È emerso, anche, quello che potrebbe definirsi un vero e proprio “giallo nel giallo” giacché l’arma del delitto, una pistola cal. 7,65, non è mai stata rinvenuta nonostante sia stata costantemente ricercata dagli inquirenti, finanche a Roma nella residenza del Generale Musco Ettore e nella casa dell’altro fratello della vittima, Ruggiero Musco, perseguendo l’ipotesi secondo la quale l’omicidio del barone sarebbe maturato all’interno della stessa famiglia: tesi certamente suggestiva ma mai riscontrata nemmeno sul piano indiziario.
Né è emerso un possibile movente che abbia potuto animare l’imputato nel concorrere all’omicidio dello zio non essendo stato dimostrato un interesse confliggente con quello del barone o comprovata l’esistenza di cointeressenze con l’altro imputato Teodoro Mazzaferro.

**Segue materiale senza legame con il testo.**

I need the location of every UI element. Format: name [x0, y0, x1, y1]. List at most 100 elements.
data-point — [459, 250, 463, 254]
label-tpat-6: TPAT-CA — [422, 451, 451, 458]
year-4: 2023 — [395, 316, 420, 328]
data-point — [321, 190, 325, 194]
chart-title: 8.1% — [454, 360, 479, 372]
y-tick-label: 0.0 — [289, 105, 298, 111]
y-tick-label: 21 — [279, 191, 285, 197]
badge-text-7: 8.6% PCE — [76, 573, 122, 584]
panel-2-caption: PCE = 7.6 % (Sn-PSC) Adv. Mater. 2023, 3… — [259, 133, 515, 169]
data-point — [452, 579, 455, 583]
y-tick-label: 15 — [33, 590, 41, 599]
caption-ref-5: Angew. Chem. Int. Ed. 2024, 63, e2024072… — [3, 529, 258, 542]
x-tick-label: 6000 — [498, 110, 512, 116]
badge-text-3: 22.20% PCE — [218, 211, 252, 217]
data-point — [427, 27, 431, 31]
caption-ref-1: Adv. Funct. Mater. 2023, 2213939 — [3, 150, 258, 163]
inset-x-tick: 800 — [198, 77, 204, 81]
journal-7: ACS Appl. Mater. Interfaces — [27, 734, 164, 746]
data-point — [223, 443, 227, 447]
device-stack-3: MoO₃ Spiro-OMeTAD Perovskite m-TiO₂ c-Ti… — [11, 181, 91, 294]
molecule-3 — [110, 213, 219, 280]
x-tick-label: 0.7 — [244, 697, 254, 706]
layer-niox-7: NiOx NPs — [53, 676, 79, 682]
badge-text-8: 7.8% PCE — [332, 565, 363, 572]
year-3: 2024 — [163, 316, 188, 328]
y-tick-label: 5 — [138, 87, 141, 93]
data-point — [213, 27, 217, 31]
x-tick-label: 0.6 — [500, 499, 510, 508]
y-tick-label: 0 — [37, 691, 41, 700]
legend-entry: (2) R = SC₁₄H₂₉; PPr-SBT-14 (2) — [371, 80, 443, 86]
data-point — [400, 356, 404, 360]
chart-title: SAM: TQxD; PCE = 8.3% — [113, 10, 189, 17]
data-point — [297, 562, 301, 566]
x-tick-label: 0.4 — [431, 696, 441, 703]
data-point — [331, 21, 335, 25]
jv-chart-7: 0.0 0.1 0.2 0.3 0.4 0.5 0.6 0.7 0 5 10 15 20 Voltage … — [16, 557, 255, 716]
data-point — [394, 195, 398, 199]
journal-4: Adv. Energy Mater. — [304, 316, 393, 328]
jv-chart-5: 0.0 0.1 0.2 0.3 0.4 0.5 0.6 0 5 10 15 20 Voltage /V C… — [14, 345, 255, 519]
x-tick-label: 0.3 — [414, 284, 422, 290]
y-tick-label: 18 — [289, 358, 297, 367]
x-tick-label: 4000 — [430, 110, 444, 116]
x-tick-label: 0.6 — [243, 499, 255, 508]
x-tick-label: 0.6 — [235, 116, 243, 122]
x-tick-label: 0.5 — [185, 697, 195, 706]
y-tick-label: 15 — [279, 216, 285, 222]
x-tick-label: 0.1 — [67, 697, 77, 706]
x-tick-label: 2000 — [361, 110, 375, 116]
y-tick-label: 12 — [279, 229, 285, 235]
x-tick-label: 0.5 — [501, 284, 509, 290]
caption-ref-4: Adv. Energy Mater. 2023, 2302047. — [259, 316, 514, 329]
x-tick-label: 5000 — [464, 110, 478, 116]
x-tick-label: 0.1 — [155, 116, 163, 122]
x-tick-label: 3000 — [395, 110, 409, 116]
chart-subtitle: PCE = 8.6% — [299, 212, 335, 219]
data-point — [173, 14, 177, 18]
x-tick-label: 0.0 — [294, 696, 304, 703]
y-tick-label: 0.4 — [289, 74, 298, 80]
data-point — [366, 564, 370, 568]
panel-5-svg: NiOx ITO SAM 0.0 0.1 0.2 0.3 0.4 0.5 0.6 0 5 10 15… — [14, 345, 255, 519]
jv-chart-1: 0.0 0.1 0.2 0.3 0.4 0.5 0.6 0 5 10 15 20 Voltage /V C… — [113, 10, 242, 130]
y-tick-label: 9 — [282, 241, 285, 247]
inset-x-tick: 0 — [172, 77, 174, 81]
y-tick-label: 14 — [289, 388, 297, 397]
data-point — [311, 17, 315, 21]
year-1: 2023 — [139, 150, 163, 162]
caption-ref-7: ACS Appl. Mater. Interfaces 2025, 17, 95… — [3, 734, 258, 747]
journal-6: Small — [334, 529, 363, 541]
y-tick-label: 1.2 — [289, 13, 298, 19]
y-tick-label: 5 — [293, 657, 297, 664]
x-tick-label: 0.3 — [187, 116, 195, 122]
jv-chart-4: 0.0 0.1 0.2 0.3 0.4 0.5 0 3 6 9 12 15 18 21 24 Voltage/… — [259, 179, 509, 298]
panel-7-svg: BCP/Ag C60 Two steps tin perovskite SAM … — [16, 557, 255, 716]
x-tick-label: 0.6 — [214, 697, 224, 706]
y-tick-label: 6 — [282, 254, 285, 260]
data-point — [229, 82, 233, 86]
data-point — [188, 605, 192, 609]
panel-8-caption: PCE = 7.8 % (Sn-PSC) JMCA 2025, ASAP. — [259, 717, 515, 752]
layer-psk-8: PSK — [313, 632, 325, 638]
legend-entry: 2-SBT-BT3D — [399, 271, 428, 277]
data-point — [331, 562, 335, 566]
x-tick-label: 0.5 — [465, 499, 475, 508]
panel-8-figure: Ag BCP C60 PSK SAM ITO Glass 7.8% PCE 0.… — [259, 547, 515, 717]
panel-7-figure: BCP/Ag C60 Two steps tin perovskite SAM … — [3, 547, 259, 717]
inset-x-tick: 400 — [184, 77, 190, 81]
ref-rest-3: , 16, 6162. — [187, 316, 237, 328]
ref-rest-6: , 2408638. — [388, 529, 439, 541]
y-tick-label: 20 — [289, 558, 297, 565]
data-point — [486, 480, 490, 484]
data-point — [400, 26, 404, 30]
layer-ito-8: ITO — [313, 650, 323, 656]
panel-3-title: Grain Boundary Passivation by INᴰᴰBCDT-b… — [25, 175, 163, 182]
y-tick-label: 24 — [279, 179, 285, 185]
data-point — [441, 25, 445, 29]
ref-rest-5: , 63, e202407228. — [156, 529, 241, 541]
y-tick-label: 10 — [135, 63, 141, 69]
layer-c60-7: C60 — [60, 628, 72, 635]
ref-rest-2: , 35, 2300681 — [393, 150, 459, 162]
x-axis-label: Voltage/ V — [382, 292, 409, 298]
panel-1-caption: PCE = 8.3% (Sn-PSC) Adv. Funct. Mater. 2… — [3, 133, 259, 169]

Il dibattimento, grazie anche al costante e scrupoloso lavoro della difesa rappresentata dall’avvocato Antonino Napoli, ha demolito l’intero impianto accusatorio che era stato eretto a carico di Berdj Domenico Muso evidenziandone l’assoluta infondatezza.
Già gli operatori del RIS di Messina avevano sensibilmente attenuato la portata indiziaria dell’esame stub spiegando come l’esito positivo denotato dai prelievi eseguiti sull’imputato risultava essere verosimilmente la conseguenza della contaminazione dell’imputato dovuta all’entrata in contatto dello stesso con le particelle in sospensione (“nuvola GSR”) sprigionatesi dall’esplosione di due colpi d’arma da fuoco nello studio del Livio Musco, quando insieme allo zio Giuseppe si erano prodigati nel soccorrere il barone sdraiandolo a terra secondo le indicazioni che gli erano state fornite dal centralino del 118 chiamato dallo stesso imputato.
Fenomeno, quello della sospensione delle particelle da sparo che, secondo un recente studio della BKA tedesca può durare anche oltre tre ore dopo lo sparo.
Ciò posto, il consulente della difesa, Felice Nunziata, precisava che proprio l’esiguo numero delle particelle da sparo rinvenute nelle narici e nelle orecchie dell’imputato rappresentava, invece, la prova del fatto che certamente Berdj Musco non si trovava nello studio del palazzo al momento dell’esplosione dei due colpi d’arma da fuoco che avevano attinto il barone giacché le particelle GSR generatisi all’esito del deflagrare dei colpi e che certamente avrebbe inalato l’imputato o si sarebbero depositate nelle orecchie o nelle narici dello stesso sarebbero dovute essere presenti in quantità molto più elevate rispetto al dato emergente dall’esame stub.
Avino, consulente informatico del Pm, nell’ambito del controesame svolto all’avvocato Napoli, precisava – anche - come risultava riscontrato tecnicamente il dato secondo il quale l’imputato dalle ore 18:57:55 alle ore 19:03:49, lasso temporale nell’arco del quel si colloca l’omicidio, si trovava intento a giocare al computer giacché lo stesso risultava esser stato spento manualmente non essendo stato impostato per andare autonomamente in modalità save/sleep.
All’esito della requisitoria, all’udienza del 10 febbraio del 2022, il Pm Vincenzo Lanni formulava richiesta di assoluzione, mentre all’udienza dell’8 aprile successivo le parti civili, rappresentate dagli avvocati Antonino Aloi e Federico Federico, concludevano chiedendo la condanna dell’imputato.